ROZDZIAŁ 18

46 6 6
                                    

PERSPEKTYWA KILLERA

Dziś nastał jeden z najgorszych dni. Rocznica śmierci moich rodziców. Siedziałem na ławce obserwując góry,
w tle słyszałem śmiech Hannah oraz szczekanie psów. Na werandzie domku stała z kubkiem kawy Holly. Wyglądała pięknie można było powiedzieć że odrzyła, ale ja widziałem dalej ból w jej oczach, strach i zmartwienie. Dziewczyna po chwili znalazła się tuż obok mnie, spatrzyła się na mnie swoimi pięknymi brązowymi oczami.

—Udajesz, że jest wszystko okej choć dobrze wiesz że nie jest.

Stwierdziłem patrząc w krajobraz, tak cholernie chciałem jej pomóc, ale nie wiedziałem jak.

—Mam taki charakter, który łatwo skrzywdzić, choć nie widać ran pozostają blizny.

Spojrzałem się na nią, jej słowa mnie bolały, chciałem wszystkich zabić tych którzy śmieli ją skrzywdzić.

—Musimy dziś wracać?

Spojrzałem na nią wzdychając sam tego nie chciałem, ale Holly powinna skupić się na szkole i swojej przyszłości, a nie gnić z kimś takim jak ja. Kiwnołem głową na znak że musimy. Dziewczyna westchnęła i się przybliżyła.

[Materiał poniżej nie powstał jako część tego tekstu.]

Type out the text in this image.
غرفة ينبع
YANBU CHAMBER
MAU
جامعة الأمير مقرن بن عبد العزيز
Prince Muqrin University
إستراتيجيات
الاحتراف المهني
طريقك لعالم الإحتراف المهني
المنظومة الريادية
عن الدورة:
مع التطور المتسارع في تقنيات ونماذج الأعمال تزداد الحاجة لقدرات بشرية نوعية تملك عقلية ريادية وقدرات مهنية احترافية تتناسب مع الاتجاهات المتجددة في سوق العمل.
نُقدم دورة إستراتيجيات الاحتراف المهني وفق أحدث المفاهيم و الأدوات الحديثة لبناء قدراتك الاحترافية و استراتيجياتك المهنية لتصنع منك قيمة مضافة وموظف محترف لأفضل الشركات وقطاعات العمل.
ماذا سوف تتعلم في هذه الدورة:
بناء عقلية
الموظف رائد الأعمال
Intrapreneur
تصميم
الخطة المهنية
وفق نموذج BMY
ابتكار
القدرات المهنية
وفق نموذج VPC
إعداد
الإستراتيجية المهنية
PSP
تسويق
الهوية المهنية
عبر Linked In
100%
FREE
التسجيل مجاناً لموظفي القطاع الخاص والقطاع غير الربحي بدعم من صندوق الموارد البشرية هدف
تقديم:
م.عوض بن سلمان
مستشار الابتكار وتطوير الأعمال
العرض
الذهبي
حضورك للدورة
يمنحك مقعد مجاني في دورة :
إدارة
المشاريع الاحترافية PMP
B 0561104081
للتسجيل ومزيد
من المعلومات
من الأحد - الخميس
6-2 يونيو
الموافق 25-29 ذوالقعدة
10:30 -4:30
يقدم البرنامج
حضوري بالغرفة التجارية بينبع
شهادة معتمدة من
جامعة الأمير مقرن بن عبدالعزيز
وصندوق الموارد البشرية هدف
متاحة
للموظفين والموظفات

—Nie wrócę do domu. Nie chce tam wracać. Ja..się jej boje.

Ona myślała że jej pozwolę wrócić do domu, nie zrobił bym tego, nie pozwolił bym żeby cierpiała. Jej matka musi zasłużyć za to co zrobiła, ponieść winę.

—Muszę jutro na chwile w pewne miejsce pojechać. Zostaniesz z Hannah? Wrócimy za jakieś dwa dni do domu.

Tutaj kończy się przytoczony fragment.